Les militaires craignent en effet un retour de Tebboune sur un fauteuil roulant, avec tout ce que cela comporte comme risque évident de faire réveiller le hirak. Ils auraient même poussé plusieurs personnalités civiles à exiger, à travers les médias, la mise à l’écart de Tebboune. C’est dans ce cadre-là qu’est intervenue la proposition de l’ancien patron de la Banque d’Algérie, Hadj Nacer, appelant à confier d’urgence la gestion du pays à un Comité de sages. D’autres hommes politiques lui ont emboîté le pas pour parler tantôt d’un gouvernement de transition proposé par Rachid Nekkaz, tantôt d’un gouvernement provisoire d’union nationale proposé par l’islamiste proche des militaires, Abderrazak Makri.

C’est probablement en réponse à ces préparatifs visant à l’évincer que Tebboune a refait surface d’urgence sur Twitter. Son bref discours n’est pas important en lui-même, puisqu’il n’est pas l’objet réel de sa sortie. D’ailleurs, il ne s’agit que d’un bavardage incohérent sur les affaires d’un pays dont il est absent depuis deux mois, d’où son lapsus ou indice de l’invalidité sur la loi de Finances 2020 (au lieu de 2021).

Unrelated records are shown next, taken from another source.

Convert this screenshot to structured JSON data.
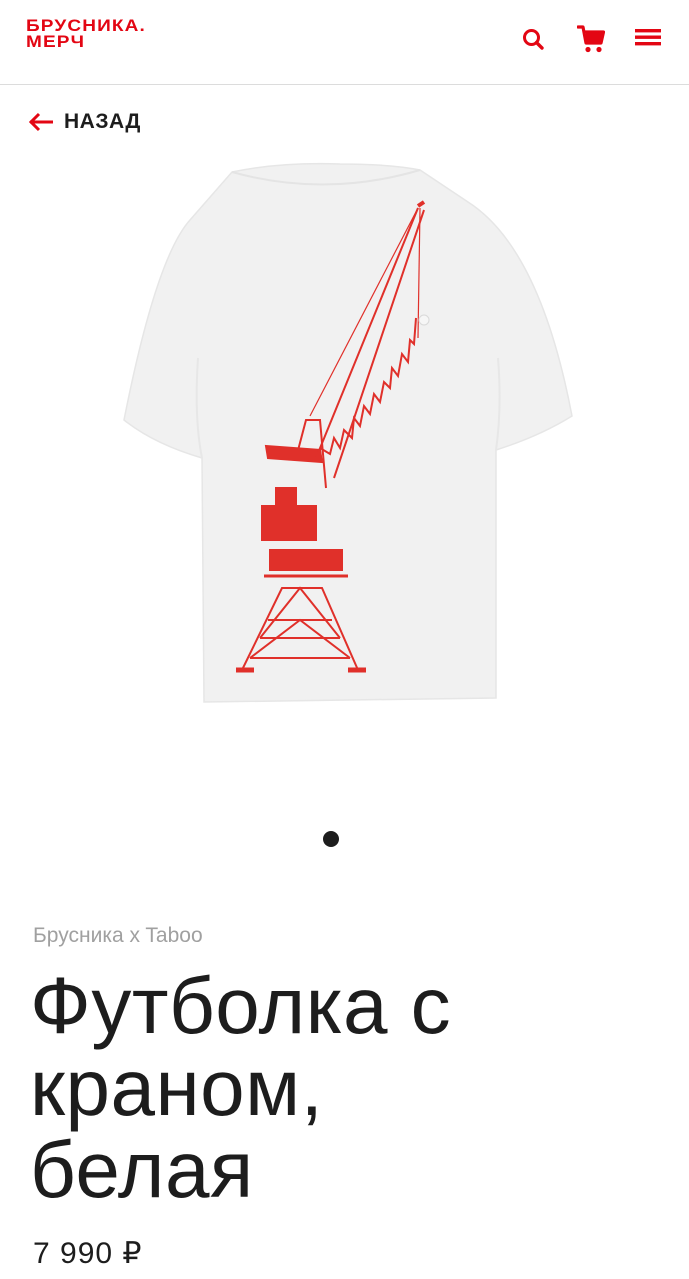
{
  "header": {
    "logo_line1": "БРУСНИКА.",
    "logo_line2": "МЕРЧ",
    "icons": [
      "search-icon",
      "cart-icon",
      "menu-icon"
    ],
    "accent_color": "#e30613"
  },
  "nav": {
    "back_label": "НАЗАД",
    "back_icon": "arrow-left-icon"
  },
  "gallery": {
    "image_alt": "Футболка с краном, белая",
    "active_slide": 1,
    "dot_count": 1
  },
  "product": {
    "brand": "Брусника x Taboo",
    "title_line1": "Футболка с",
    "title_line2": "краном,",
    "title_line3": "белая",
    "price": "7 990 ₽"
  }
}
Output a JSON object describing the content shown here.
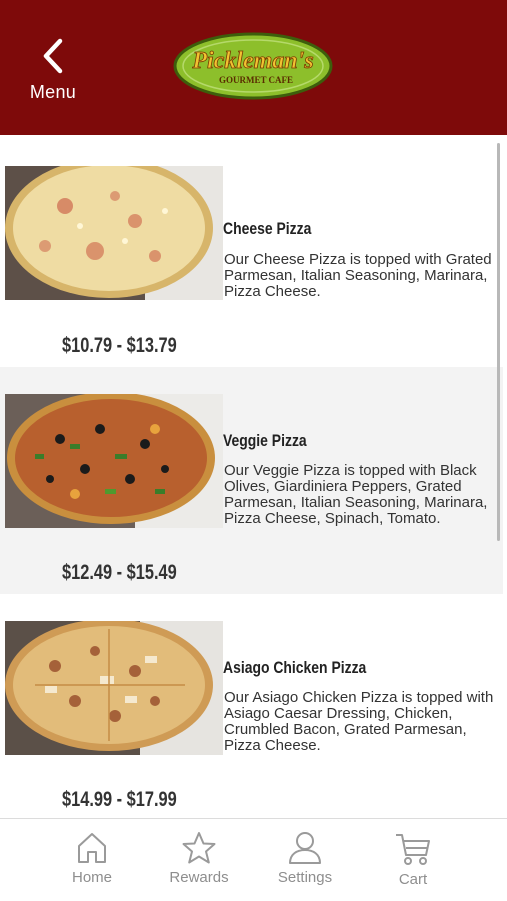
{
  "header": {
    "back_label": "Menu",
    "brand_name": "Pickleman's",
    "brand_sub": "GOURMET CAFE",
    "bg_color": "#7e0a0a"
  },
  "items": [
    {
      "name": "Cheese Pizza",
      "description": "Our Cheese Pizza is topped with Grated Parmesan, Italian Seasoning, Marinara, Pizza Cheese.",
      "price": "$10.79 - $13.79"
    },
    {
      "name": "Veggie Pizza",
      "description": "Our Veggie Pizza is topped with Black Olives, Giardiniera Peppers, Grated Parmesan, Italian Seasoning, Marinara, Pizza Cheese, Spinach, Tomato.",
      "price": "$12.49 - $15.49"
    },
    {
      "name": "Asiago Chicken Pizza",
      "description": "Our Asiago Chicken Pizza is topped with Asiago Caesar Dressing, Chicken, Crumbled Bacon, Grated Parmesan, Pizza Cheese.",
      "price": "$14.99 - $17.99"
    }
  ],
  "tabs": [
    {
      "label": "Home",
      "icon": "home-icon"
    },
    {
      "label": "Rewards",
      "icon": "star-icon"
    },
    {
      "label": "Settings",
      "icon": "user-icon"
    },
    {
      "label": "Cart",
      "icon": "cart-icon"
    }
  ]
}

Son objectif premier, en prenant de court les services de renseignement algériens toujours aussi aveugles, est de se légitimer à l’international. Sa colère contre tous ceux qui sont au sommet de l’Etat algérien est manifeste. Le fait qu’il ait fait l’impasse dans son discours sur le Premier ministre Abdelaziz Djerad, son subordonné direct, et le chef d’état-major de l’armée, son mentor, le général Said Chengriha, est révélateur d’une rupture avec ces derniers.

Il faut rappeler que Chengriha a indirectement montré lui aussi sa colère contre le message de Tebboune. Dimanche, lors du Journal télévisé de 20h, la télévision publique algérienne a ouvert sur une activité sportive, une finale entre deux équipes militaires de football, présidée par le chef d’état-major. La vidéo du président de la République, chef suprême des armées, ministre de la Défense…, a été, elle, reléguée en deuxième position. Subordonner le chef de l’Etat à un match de football entre militaires, dans une chaîne nationale, est à lui seul un indicateur, qui ne trompe pas, sur l’irritation des généraux à l’égard du président malade.

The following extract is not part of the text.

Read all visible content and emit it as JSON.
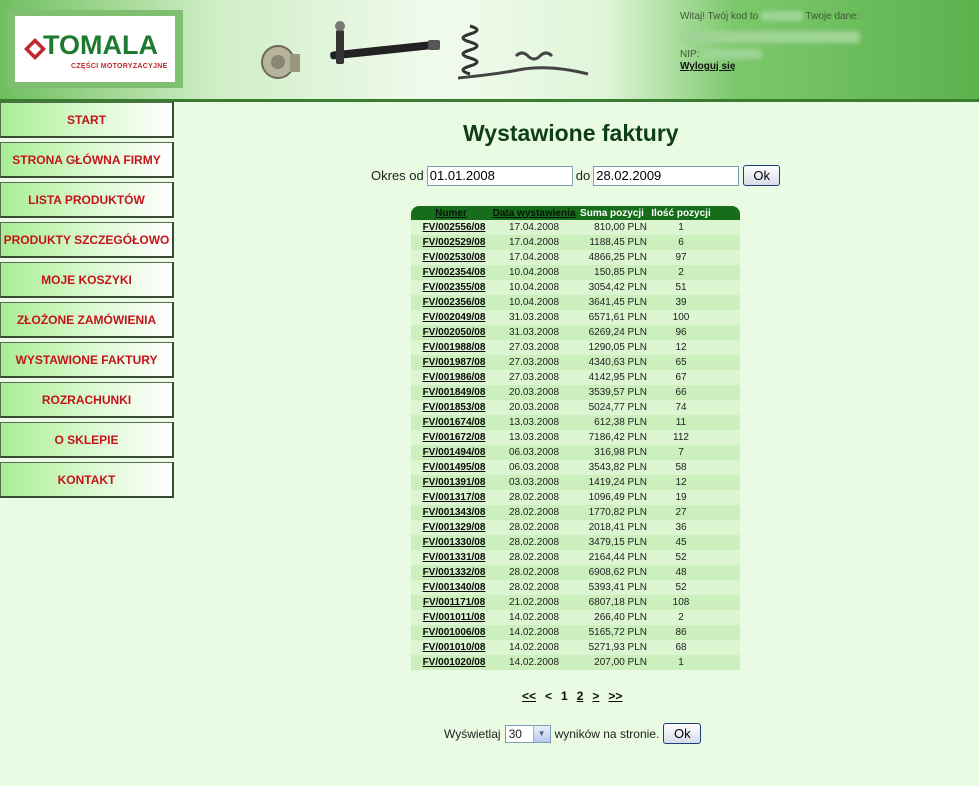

Placer hiérarchiquement le président Tebboune derrière un banal match de football, mais qui met en jeu des militaires, est également un indice qui montre que le recours à Twitter par le cercle présidentiel a permis probablement d’éviter une non-transmission de la réapparition du chef de l’Etat algérien sur les chaines de télévision nationales.

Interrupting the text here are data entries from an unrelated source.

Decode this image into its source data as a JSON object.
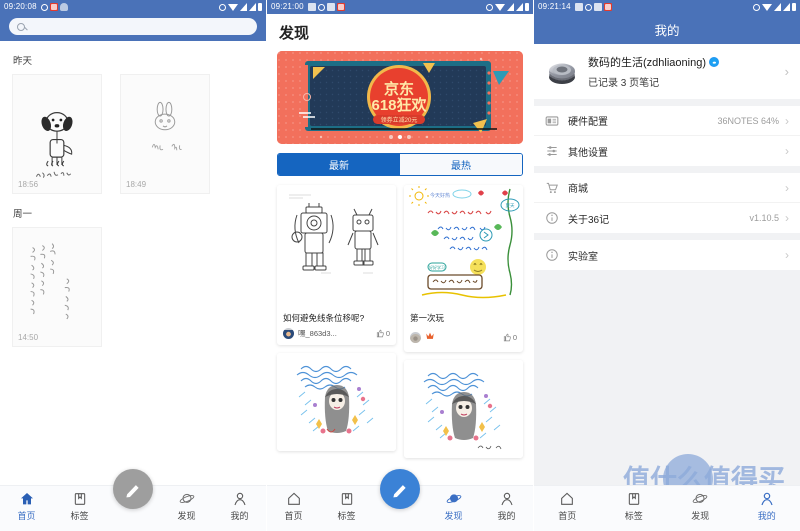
{
  "app": {
    "accent": "#4a72b8",
    "fab_blue": "#3b82d6",
    "fab_grey": "#9e9e9e"
  },
  "panel_home": {
    "statusbar": {
      "clock": "09:20:08",
      "icons_left": [
        "alarm-icon",
        "qq-icon",
        "cloud-icon"
      ],
      "icons_right": [
        "alarm-icon",
        "wifi-icon",
        "signal-icon",
        "signal-icon",
        "battery-icon"
      ]
    },
    "search": {
      "placeholder": "",
      "icon": "search-icon"
    },
    "groups": [
      {
        "title": "昨天",
        "notes": [
          {
            "time": "18:56",
            "thumb": "dog-sketch"
          },
          {
            "time": "18:49",
            "thumb": "rabbit-sketch"
          }
        ]
      },
      {
        "title": "周一",
        "notes": [
          {
            "time": "14:50",
            "thumb": "chinese-calligraphy"
          }
        ]
      }
    ],
    "nav": {
      "items": [
        {
          "label": "首页",
          "icon": "home-icon",
          "active": true
        },
        {
          "label": "标签",
          "icon": "tag-icon",
          "active": false
        },
        {
          "label": "发现",
          "icon": "planet-icon",
          "active": false
        },
        {
          "label": "我的",
          "icon": "person-icon",
          "active": false
        }
      ],
      "fab": {
        "icon": "pencil-icon",
        "color": "#9e9e9e"
      }
    }
  },
  "panel_discover": {
    "statusbar": {
      "clock": "09:21:00"
    },
    "title": "发现",
    "banner": {
      "brand": "京东",
      "headline": "618狂欢",
      "subline": "领券立减20元",
      "dots": 3,
      "active_dot": 2
    },
    "tabs": [
      {
        "label": "最新",
        "selected": true
      },
      {
        "label": "最热",
        "selected": false
      }
    ],
    "cards": [
      {
        "title": "如何避免线条位移呢?",
        "user": "嘿_863d3...",
        "likes": "0",
        "thumb": "robot-sketch"
      },
      {
        "title": "第一次玩",
        "user": "",
        "likes": "0",
        "thumb": "colorful-notes"
      },
      {
        "title": "",
        "user": "",
        "likes": "",
        "thumb": "rain-girl-1"
      },
      {
        "title": "",
        "user": "",
        "likes": "",
        "thumb": "rain-girl-2"
      }
    ],
    "nav": {
      "items": [
        {
          "label": "首页",
          "icon": "home-icon",
          "active": false
        },
        {
          "label": "标签",
          "icon": "tag-icon",
          "active": false
        },
        {
          "label": "发现",
          "icon": "planet-icon",
          "active": true
        },
        {
          "label": "我的",
          "icon": "person-icon",
          "active": false
        }
      ],
      "fab": {
        "icon": "pencil-icon",
        "color": "#3b82d6"
      }
    }
  },
  "panel_mine": {
    "statusbar": {
      "clock": "09:21:14"
    },
    "title": "我的",
    "profile": {
      "name": "数码的生活(zdhliaoning)",
      "badge": "weibo-badge",
      "subtitle": "已记录 3 页笔记",
      "avatar": "gear-photo"
    },
    "sections": [
      {
        "rows": [
          {
            "label": "硬件配置",
            "value": "36NOTES  64%",
            "icon": "device-icon"
          },
          {
            "label": "其他设置",
            "value": "",
            "icon": "sliders-icon"
          }
        ]
      },
      {
        "rows": [
          {
            "label": "商城",
            "value": "",
            "icon": "cart-icon"
          },
          {
            "label": "关于36记",
            "value": "v1.10.5",
            "icon": "info-icon"
          }
        ]
      },
      {
        "rows": [
          {
            "label": "实验室",
            "value": "",
            "icon": "info-icon"
          }
        ]
      }
    ],
    "nav": {
      "items": [
        {
          "label": "首页",
          "icon": "home-icon",
          "active": false
        },
        {
          "label": "标签",
          "icon": "tag-icon",
          "active": false
        },
        {
          "label": "发现",
          "icon": "planet-icon",
          "active": false
        },
        {
          "label": "我的",
          "icon": "person-icon",
          "active": true
        }
      ],
      "fab": null
    },
    "watermark": "值什么值得买"
  }
}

Il n’en demeure pas moins que les généraux algériens vont devoir composer quelque temps encore avec un président en sursis. Ils vont conserver, dans l’immédiat, Tebboune sur son fauteuil, soit-il roulant, pour faire passer des textes urgents: paraphe de la constitution en vue de son entrée en vigueur, signature de la loi de Finances 2021, et adoption de la nouvelle loi électorale qui servira de base aux prochaines élections législatives et municipales en Algérie.

D’ailleurs, les généraux viennent de signer en son nom un message de félicitations, très tardif, adressé au nouveau président américain, Joe Biden, élu le 7 novembre dernier, en mettant à profit le petit sursis qu’ils comptent accorder à Tebboune. Pour combien de temps encore?